Updated: The information on this page is outdated. These are the types of financial aid currently available.

Thousands of UC Berkeley undergraduates from middle-income families will get a helping hand from a new, far-reaching financial-aid plan hailed by Chancellor Robert Birgeneau as “the first program of this sort at any public university in the United States.”

In this video, Chancellor Birgeneau, Acting Associate Vice Chancellor for Admission and Enrollment Ann De Luca and Vice Chancellor Frank Yeary discuss why financial help for middle-class students is necessary to maintain UC Berkeley’s access and excellence.

Unveiled at a news conference Wednesday morning, the Berkeley Middle Class Access Plan, or MCAP, caps the total annual cost of an eligible student’s education — from tuition and fees to expenses including room, board and books — at 15 percent of the family’s total income. Families with incomes from $80,000 to $140,000 and assets typical of that range are eligible for the program, which will provide grants beginning with the fall 2012 semester.

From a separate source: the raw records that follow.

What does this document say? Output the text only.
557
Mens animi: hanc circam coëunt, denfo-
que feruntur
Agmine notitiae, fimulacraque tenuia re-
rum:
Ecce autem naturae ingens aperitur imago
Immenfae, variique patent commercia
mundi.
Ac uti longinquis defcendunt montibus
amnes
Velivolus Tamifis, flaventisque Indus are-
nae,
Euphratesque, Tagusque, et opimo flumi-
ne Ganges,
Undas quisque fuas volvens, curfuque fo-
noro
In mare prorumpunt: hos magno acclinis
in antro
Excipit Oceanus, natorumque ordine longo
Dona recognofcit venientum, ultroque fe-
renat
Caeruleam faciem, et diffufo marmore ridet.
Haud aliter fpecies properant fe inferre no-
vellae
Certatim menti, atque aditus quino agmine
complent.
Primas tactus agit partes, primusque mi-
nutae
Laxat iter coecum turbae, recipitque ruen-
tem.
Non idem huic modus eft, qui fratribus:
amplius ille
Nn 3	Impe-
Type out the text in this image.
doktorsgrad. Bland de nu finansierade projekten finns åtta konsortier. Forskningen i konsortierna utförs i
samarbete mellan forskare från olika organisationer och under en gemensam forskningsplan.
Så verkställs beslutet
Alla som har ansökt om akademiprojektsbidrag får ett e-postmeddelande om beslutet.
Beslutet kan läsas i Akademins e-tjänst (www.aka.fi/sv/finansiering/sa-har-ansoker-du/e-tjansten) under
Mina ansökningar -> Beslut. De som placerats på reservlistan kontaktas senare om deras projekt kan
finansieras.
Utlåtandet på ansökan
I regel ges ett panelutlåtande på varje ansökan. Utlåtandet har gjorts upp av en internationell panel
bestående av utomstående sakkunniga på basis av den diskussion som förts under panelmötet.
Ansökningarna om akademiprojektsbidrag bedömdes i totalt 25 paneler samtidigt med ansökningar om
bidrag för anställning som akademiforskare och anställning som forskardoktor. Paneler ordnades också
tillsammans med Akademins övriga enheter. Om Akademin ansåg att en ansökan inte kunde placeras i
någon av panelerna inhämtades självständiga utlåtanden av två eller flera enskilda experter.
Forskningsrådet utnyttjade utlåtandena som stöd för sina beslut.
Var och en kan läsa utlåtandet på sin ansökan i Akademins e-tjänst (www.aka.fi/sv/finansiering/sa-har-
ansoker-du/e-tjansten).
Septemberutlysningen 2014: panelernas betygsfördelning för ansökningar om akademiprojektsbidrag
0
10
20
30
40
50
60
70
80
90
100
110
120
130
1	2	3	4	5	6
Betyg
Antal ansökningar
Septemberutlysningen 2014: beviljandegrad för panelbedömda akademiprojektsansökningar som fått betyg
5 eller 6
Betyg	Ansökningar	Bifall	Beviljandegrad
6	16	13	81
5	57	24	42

The UC systemwide Blue and Gold Opportunity Plan offers aid to students with annual family incomes of $80,000 or less. And thanks to a combination of state and federal grants and other aid administered by the campus, Vice Chancellor Frank Yeary noted Wednesday, more than four in 10 Berkeley undergrads “pay effectively no tuition.”

Both at Berkeley and throughout the UC system, financial aid “works marvelously well for low-income families,” Birgeneau said. “We’ve been very successful in keeping the costs of education down for low-income families, and this new program is to extend that to middle-income families.”

Higher education and the middle class

Campus launches middle-class financial aid plan (press release)

Berkeley MCAP Frequently Asked Questions

Financial Aid and Scholarships Office: About Berkeley MCAP

From the Public Policy Institute of California:

To help offset tuition increases, UC Berkeley last year introduced grants averaging $2,500 for students from families with incomes below $120,000. The new program covers many thousands more students, and the vast majority of those in the $80,000-$120,000 income range already getting assistance will see a significant increase, according to campus officials.

The 15 percent cap means that a family whose income is $120,000, for example, will now pay no more than $18,000 in total annual costs to send a student to Berkeley.

Birgeneau has long identified the squeeze on middle-class students— caught between rising tuitions, the high cost of living in California and a stalled economy — as a crucial issue for the campus. Financial aid to low-income students, funded in part by tuition hikes, has remained at previous levels. The challenge for Berkeley has been how to maintain access for those with incomes too high to qualify for aid, but too low to afford a Berkeley education without it.

The chancellor “personally realized we really had to do something,” he said, following a speech he gave two years ago on the shrinking access to higher education for middle-income students. The audience of 1,000 people, Birgeneau recalled, “stood up and clapped.”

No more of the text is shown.